Thomas V. DiBacco's splendid review [``200 years of religious liberty,'' Jan. 16] shows the history of Jefferson and Madison's disestablishment of Virginia's state church, the Anglican Church. An article the previous day [``Two hundred years later, Jefferson's church-state `wall' is still under siege''] states that the Virginia Act for Establishing Religious Freedom ``was later used by James Madison to frame the so-called religious `establishment clause' of the First Amendment of the United States Constitution.''
Actually, Madison tried to do that but failed. Raoul Berger outlines this history in the 1980 Wisconsin Law Review 803: ``. . . Madison's proposed Bill of Rights recommended that `no state' shall violate the equal rights of conscience, or the freedom of the press.' This, Madison urged, was `the most valuable amendment in the whole list.' Madison's version of the amendment prevailed in the House but was rejected by the Senate.''
Finally, accurate research reveals that both Jefferson and Madison knew that the ``wall of separation'' was not in the Constitution. Leslie B. Gray Sparks, Nev.
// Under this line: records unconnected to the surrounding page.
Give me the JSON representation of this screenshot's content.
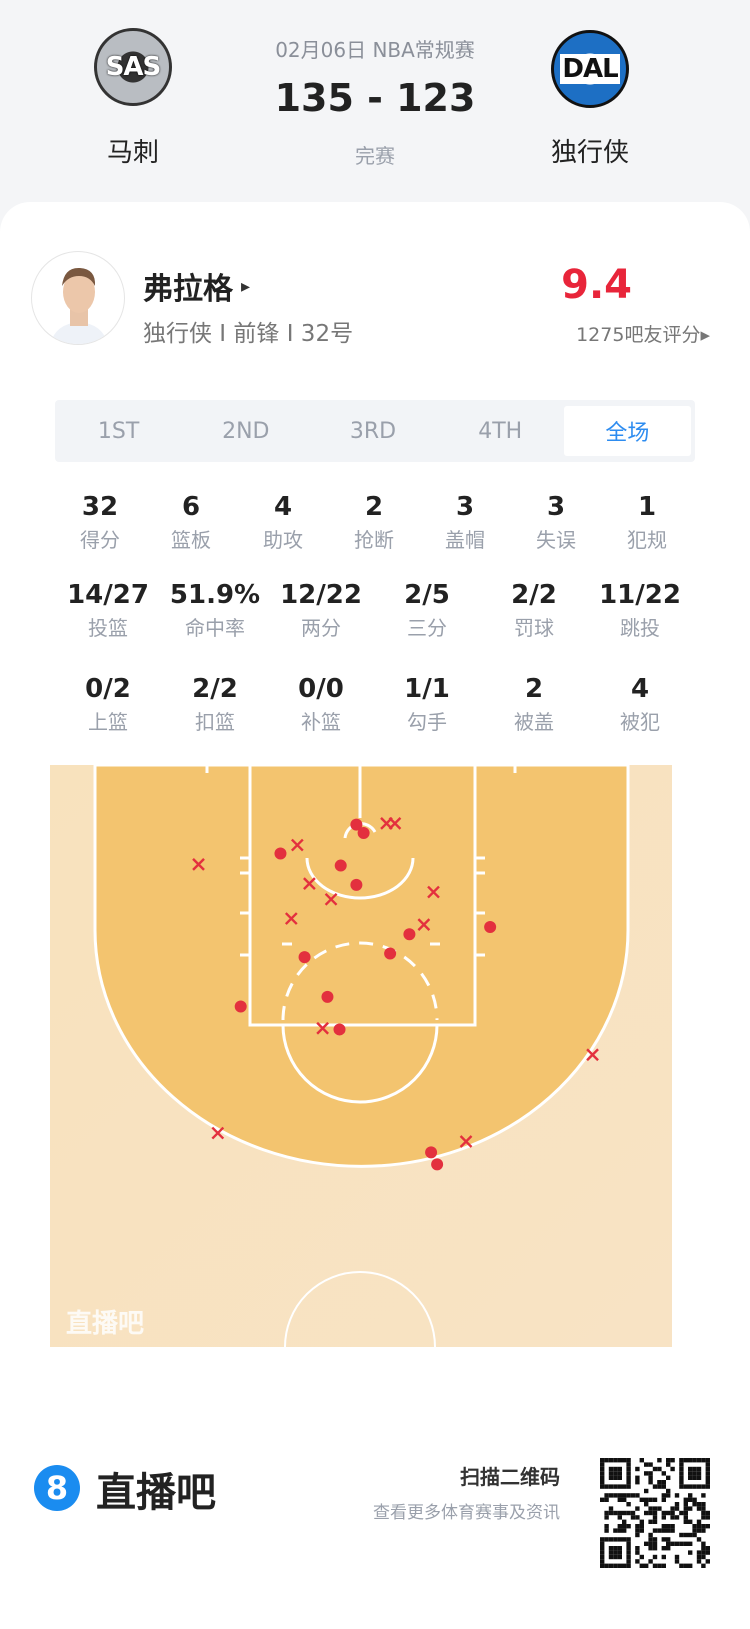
{
  "header": {
    "date_league": "02月06日 NBA常规赛",
    "score": "135 - 123",
    "status": "完赛",
    "home": {
      "abbr": "SAS",
      "name": "马刺",
      "color": "#9aa0a6"
    },
    "away": {
      "abbr": "DAL",
      "name": "独行侠",
      "color": "#1d6fc4"
    }
  },
  "player": {
    "name": "弗拉格",
    "arrow": "▸",
    "meta": "独行侠 I 前锋 I 32号",
    "rating": "9.4",
    "rating_color": "#e8253a",
    "rating_count": "1275吧友评分▸"
  },
  "tabs": [
    {
      "label": "1ST"
    },
    {
      "label": "2ND"
    },
    {
      "label": "3RD"
    },
    {
      "label": "4TH"
    },
    {
      "label": "全场",
      "active": true
    }
  ],
  "stats_row1": [
    {
      "value": "32",
      "label": "得分"
    },
    {
      "value": "6",
      "label": "篮板"
    },
    {
      "value": "4",
      "label": "助攻"
    },
    {
      "value": "2",
      "label": "抢断"
    },
    {
      "value": "3",
      "label": "盖帽"
    },
    {
      "value": "3",
      "label": "失误"
    },
    {
      "value": "1",
      "label": "犯规"
    }
  ],
  "stats_row2": [
    {
      "value": "14/27",
      "label": "投篮"
    },
    {
      "value": "51.9%",
      "label": "命中率"
    },
    {
      "value": "12/22",
      "label": "两分"
    },
    {
      "value": "2/5",
      "label": "三分"
    },
    {
      "value": "2/2",
      "label": "罚球"
    },
    {
      "value": "11/22",
      "label": "跳投"
    }
  ],
  "stats_row3": [
    {
      "value": "0/2",
      "label": "上篮"
    },
    {
      "value": "2/2",
      "label": "扣篮"
    },
    {
      "value": "0/0",
      "label": "补篮"
    },
    {
      "value": "1/1",
      "label": "勾手"
    },
    {
      "value": "2",
      "label": "被盖"
    },
    {
      "value": "4",
      "label": "被犯"
    }
  ],
  "shot_chart": {
    "watermark": "直播吧",
    "units": "feet from basket",
    "made_color": "#e3303e",
    "made": [
      [
        -0.3,
        -0.2
      ],
      [
        0.3,
        0.5
      ],
      [
        -6.6,
        2.2
      ],
      [
        -1.6,
        3.2
      ],
      [
        -0.3,
        4.8
      ],
      [
        10.8,
        8.3
      ],
      [
        4.1,
        8.9
      ],
      [
        -4.6,
        10.8
      ],
      [
        2.5,
        10.5
      ],
      [
        -9.9,
        14.9
      ],
      [
        -2.7,
        14.1
      ],
      [
        -1.7,
        16.8
      ],
      [
        5.9,
        27.0
      ],
      [
        6.4,
        28.0
      ]
    ],
    "missed": [
      [
        2.2,
        -0.3
      ],
      [
        2.9,
        -0.3
      ],
      [
        -5.2,
        1.5
      ],
      [
        -13.4,
        3.1
      ],
      [
        -4.2,
        4.7
      ],
      [
        -2.4,
        6.0
      ],
      [
        6.1,
        5.4
      ],
      [
        -5.7,
        7.6
      ],
      [
        5.3,
        8.1
      ],
      [
        -3.1,
        16.7
      ],
      [
        19.3,
        18.9
      ],
      [
        -11.8,
        25.4
      ],
      [
        8.8,
        26.1
      ]
    ]
  },
  "footer": {
    "brand_digit": "8",
    "brand": "直播吧",
    "brand_color": "#1a8cf0",
    "scan_title": "扫描二维码",
    "scan_sub": "查看更多体育赛事及资讯"
  }
}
Curtis Sitomer states, ``In recent years, the Supreme Court has philosophically adopted a so-called `three-prong test' which outlaws that which would set up a state religion, favors one faith over another, or entangles the secular and religious sectors.''
The three prongs are: (a) the governmental policy being challenged on establishment grounds must have a secular purpose, (b) its primary effect must neither advance nor inhibit religion, and (c) it must not involve an excessive entanglement with religious matters.
Concerning the first prong, the court has in fact said that a given law might not establish or ``set up a state religion'' but nevertheless be one ``respecting'' that end in the sense of being a step that could lead to such establishment and hence be in violation of the First Amendment. Its purpose must be secular. The recent ``accommodationist'' twist is that the court now has ruled that the law's purpose may not be an exclusively secular one.
Concerning the second prong, the court specifically rejected the theory that the First Amendment merely outlaws favoritism toward a particular religion, holding instead that the governments may aid neither one particular religion nor all religions.
The ``accommodationist'' approach is to allow for some benefit to religion so that neutrality of treatment can be upheld (such as when religious student groups ask for the same access to use of schoolrooms as nonreligious groups have). Karl Andresen Eau Claire, Wis.